What’s Happening In CFT
CFT/IDM Basics for the NICU
The provider needs to breath, ground, and connect to Source and be totally present, open, clear, and available for the healing of fragile, dependent human beings. CFT/IDM is about monitoring the tiny bodies with intention by seeing, feeling, hearing, allowing, supporting, and gently following their emotional and physical strains and not about manipulating, adjusting, fixing, controlling, judging, diagnosing, curing, or emotionally reacting to them. CFT/IDM is all about healing by mindfully allowing the NICU babies to move and free themselves of their craniosacral fascial restrictions.
Please explain this healing process ahead of time to the parents and observing NICU professionals, who may be expecting quiet, fixing therapy. About 75% of the pregnant women in America have epidural anesthesia to block their pain during labor and delivery. Since these fetuses receive little or no epidural anesthesia during labor and delivery, all newborns may have a strong need to let go of their emotional and physical strains soon after birth. Everyone must be present to create a peaceful space in her/himself to allow that to happen. Even though CFT/IDM appears to the uneducated observer like aggressive hands-on therapy, the end point can be freedom from a lifetime of suffering.

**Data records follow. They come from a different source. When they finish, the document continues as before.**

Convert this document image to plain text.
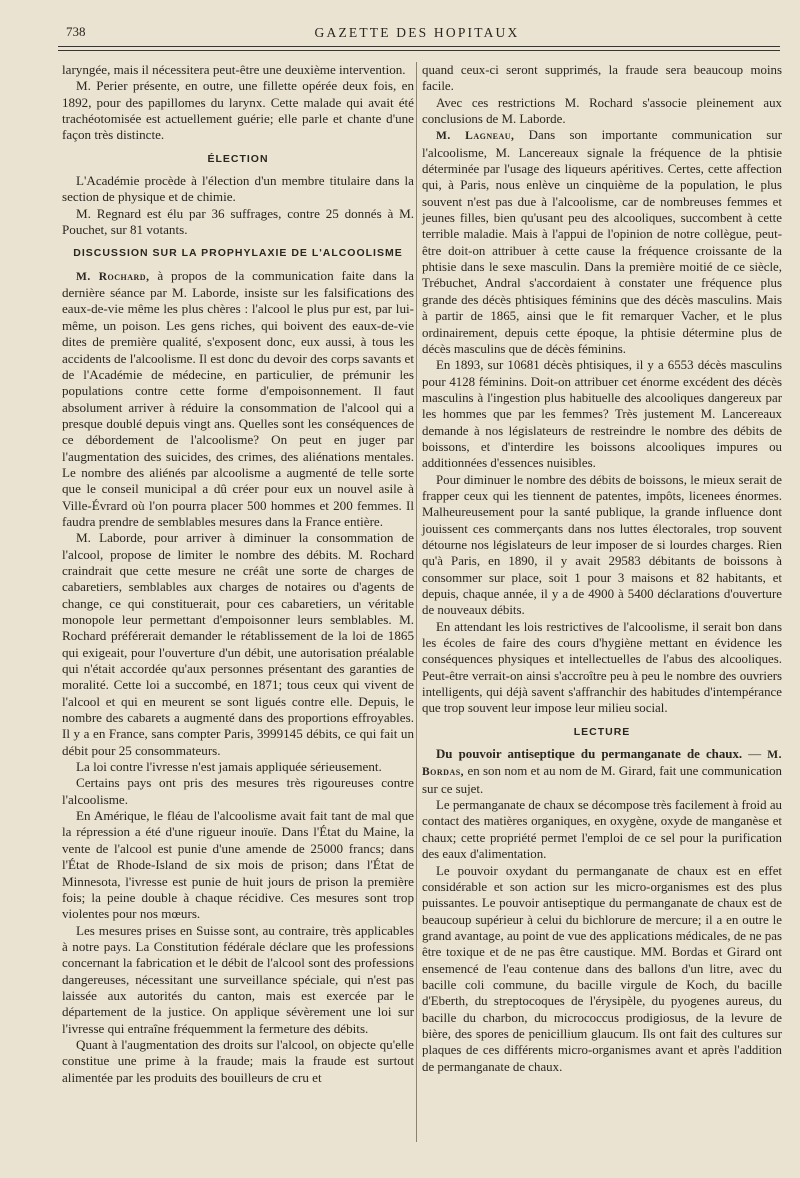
738	GAZETTE DES HOPITAUX

laryngée, mais il nécessitera peut-être une deuxième intervention.

M. Perier présente, en outre, une fillette opérée deux fois, en 1892, pour des papillomes du larynx. Cette malade qui avait été trachéotomisée est actuellement guérie; elle parle et chante d'une façon très distincte.

ÉLECTION

L'Académie procède à l'élection d'un membre titulaire dans la section de physique et de chimie.

M. Regnard est élu par 36 suffrages, contre 25 donnés à M. Pouchet, sur 81 votants.

DISCUSSION SUR LA PROPHYLAXIE DE L'ALCOOLISME

M. Rochard, à propos de la communication faite dans la dernière séance par M. Laborde, insiste sur les falsifications des eaux-de-vie même les plus chères : l'alcool le plus pur est, par lui-même, un poison. Les gens riches, qui boivent des eaux-de-vie dites de première qualité, s'exposent donc, eux aussi, à tous les accidents de l'alcoolisme. Il est donc du devoir des corps savants et de l'Académie de médecine, en particulier, de prémunir les populations contre cette forme d'empoisonnement. Il faut absolument arriver à réduire la consommation de l'alcool qui a presque doublé depuis vingt ans. Quelles sont les conséquences de ce débordement de l'alcoolisme? On peut en juger par l'augmentation des suicides, des crimes, des aliénations mentales. Le nombre des aliénés par alcoolisme a augmenté de telle sorte que le conseil municipal a dû créer pour eux un nouvel asile à Ville-Évrard où l'on pourra placer 500 hommes et 200 femmes. Il faudra prendre de semblables mesures dans la France entière.

M. Laborde, pour arriver à diminuer la consommation de l'alcool, propose de limiter le nombre des débits. M. Rochard craindrait que cette mesure ne créât une sorte de charges de cabaretiers, semblables aux charges de notaires ou d'agents de change, ce qui constituerait, pour ces cabaretiers, un véritable monopole leur permettant d'empoisonner leurs semblables. M. Rochard préférerait demander le rétablissement de la loi de 1865 qui exigeait, pour l'ouverture d'un débit, une autorisation préalable qui n'était accordée qu'aux personnes présentant des garanties de moralité. Cette loi a succombé, en 1871; tous ceux qui vivent de l'alcool et qui en meurent se sont ligués contre elle. Depuis, le nombre des cabarets a augmenté dans des proportions effroyables. Il y a en France, sans compter Paris, 3999145 débits, ce qui fait un débit pour 25 consommateurs.

La loi contre l'ivresse n'est jamais appliquée sérieusement.

Certains pays ont pris des mesures très rigoureuses contre l'alcoolisme.

En Amérique, le fléau de l'alcoolisme avait fait tant de mal que la répression a été d'une rigueur inouïe. Dans l'État du Maine, la vente de l'alcool est punie d'une amende de 25000 francs; dans l'État de Rhode-Island de six mois de prison; dans l'État de Minnesota, l'ivresse est punie de huit jours de prison la première fois; la peine double à chaque récidive. Ces mesures sont trop violentes pour nos mœurs.

Les mesures prises en Suisse sont, au contraire, très applicables à notre pays. La Constitution fédérale déclare que les professions concernant la fabrication et le débit de l'alcool sont des professions dangereuses, nécessitant une surveillance spéciale, qui n'est pas laissée aux autorités du canton, mais est exercée par le département de la justice. On applique sévèrement une loi sur l'ivresse qui entraîne fréquemment la fermeture des débits.

Quant à l'augmentation des droits sur l'alcool, on objecte qu'elle constitue une prime à la fraude; mais la fraude est surtout alimentée par les produits des bouilleurs de cru et

quand ceux-ci seront supprimés, la fraude sera beaucoup moins facile.

Avec ces restrictions M. Rochard s'associe pleinement aux conclusions de M. Laborde.

M. Lagneau, Dans son importante communication sur l'alcoolisme, M. Lancereaux signale la fréquence de la phtisie déterminée par l'usage des liqueurs apéritives. Certes, cette affection qui, à Paris, nous enlève un cinquième de la population, le plus souvent n'est pas due à l'alcoolisme, car de nombreuses femmes et jeunes filles, bien qu'usant peu des alcooliques, succombent à cette terrible maladie. Mais à l'appui de l'opinion de notre collègue, peut-être doit-on attribuer à cette cause la fréquence croissante de la phtisie dans le sexe masculin. Dans la première moitié de ce siècle, Trébuchet, Andral s'accordaient à constater une fréquence plus grande des décès phtisiques féminins que des décès masculins. Mais à partir de 1865, ainsi que le fit remarquer Vacher, et le plus ordinairement, depuis cette époque, la phtisie détermine plus de décès masculins que de décès féminins.

En 1893, sur 10681 décès phtisiques, il y a 6553 décès masculins pour 4128 féminins. Doit-on attribuer cet énorme excédent des décès masculins à l'ingestion plus habituelle des alcooliques dangereux par les hommes que par les femmes? Très justement M. Lancereaux demande à nos législateurs de restreindre le nombre des débits de boissons, et d'interdire les boissons alcooliques impures ou additionnées d'essences nuisibles.

Pour diminuer le nombre des débits de boissons, le mieux serait de frapper ceux qui les tiennent de patentes, impôts, licenees énormes. Malheureusement pour la santé publique, la grande influence dont jouissent ces commerçants dans nos luttes électorales, trop souvent détourne nos législateurs de leur imposer de si lourdes charges. Rien qu'à Paris, en 1890, il y avait 29583 débitants de boissons à consommer sur place, soit 1 pour 3 maisons et 82 habitants, et depuis, chaque année, il y a de 4900 à 5400 déclarations d'ouverture de nouveaux débits.

En attendant les lois restrictives de l'alcoolisme, il serait bon dans les écoles de faire des cours d'hygiène mettant en évidence les conséquences physiques et intellectuelles de l'abus des alcooliques. Peut-être verrait-on ainsi s'accroître peu à peu le nombre des ouvriers intelligents, qui déjà savent s'affranchir des habitudes d'intempérance que trop souvent leur impose leur milieu social.

LECTURE

Du pouvoir antiseptique du permanganate de chaux. — M. Bordas, en son nom et au nom de M. Girard, fait une communication sur ce sujet.

Le permanganate de chaux se décompose très facilement à froid au contact des matières organiques, en oxygène, oxyde de manganèse et chaux; cette propriété permet l'emploi de ce sel pour la purification des eaux d'alimentation.

Le pouvoir oxydant du permanganate de chaux est en effet considérable et son action sur les micro-organismes est des plus puissantes. Le pouvoir antiseptique du permanganate de chaux est de beaucoup supérieur à celui du bichlorure de mercure; il a en outre le grand avantage, au point de vue des applications médicales, de ne pas être toxique et de ne pas être caustique. MM. Bordas et Girard ont ensemencé de l'eau contenue dans des ballons d'un litre, avec du bacille coli commune, du bacille virgule de Koch, du bacille d'Eberth, du streptocoques de l'érysipèle, du pyogenes aureus, du bacille du charbon, du micrococcus prodigiosus, de la levure de bière, des spores de penicillium glaucum. Ils ont fait des cultures sur plaques de ces différents micro-organismes avant et après l'addition de permanganate de chaux.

The analogy of a therapist holding a tight spring and allowing and supporting its unwinding/loosening can be appropriate. Even young children understand the concept of tight and loose. When the CFT/IDM provider allows the emotional and physical strains to come out of the craniosacral fascial system, I can hear Rebecca teaching at the seminar, “Better out than in.” Either the newborns can release them now to be happier and healthier children, or they can hold on to them for a lifetime of possible physical and/or emotional issues.
From the parents’ perspective the emotional trauma of watching medical professionals inject vaccines into their babies may offer an appropriate analogy. The infants may cry and scream during the painful procedure, but the understanding and co-operating parents know their children will be immunized for many diseases. In a less invasive manner with crying fussy newborns during CFT/IDM, the understanding and co-operating parents know that their children will have optimal brain function and prevent many diseases later in life. The key is for the provider to effectively communicate with and educate the parents before doing CFT/IDM.
If the infants’ activity resonates some emotions within the provider, on-looking co-workers, and/or family, those parties need to work on themselves to become clearer. Newborns are emotional sponges and can easily pick up on nearby fear/anger. The provider also needs to be without judgment. Therapy has no right/wrong or good/bad aspects. CFT/IDM in the NICU is about leaving your ego and baggage at the door, letting go, being the co-pilot, and completely opening to facilitate healing. The provider must mindfully allow them to twist, scream, cry, arch, and go upside down in releasing their emotional and physical traumas. While gently following and supporting them, the therapist must be totally present and involved but not attached to their outcomes.
The key factor for CFT/IDM in the NICU is about everyone working on themselves by being present and holding the emotional and physical space to help the tiny bodies release and heal if they are ready to do so. The physical techniques of CFT/IDM can be learned in a short time, but the key for clinical excellence is for the NICU provider to be fully conscious and awakened to the emotional component of healing.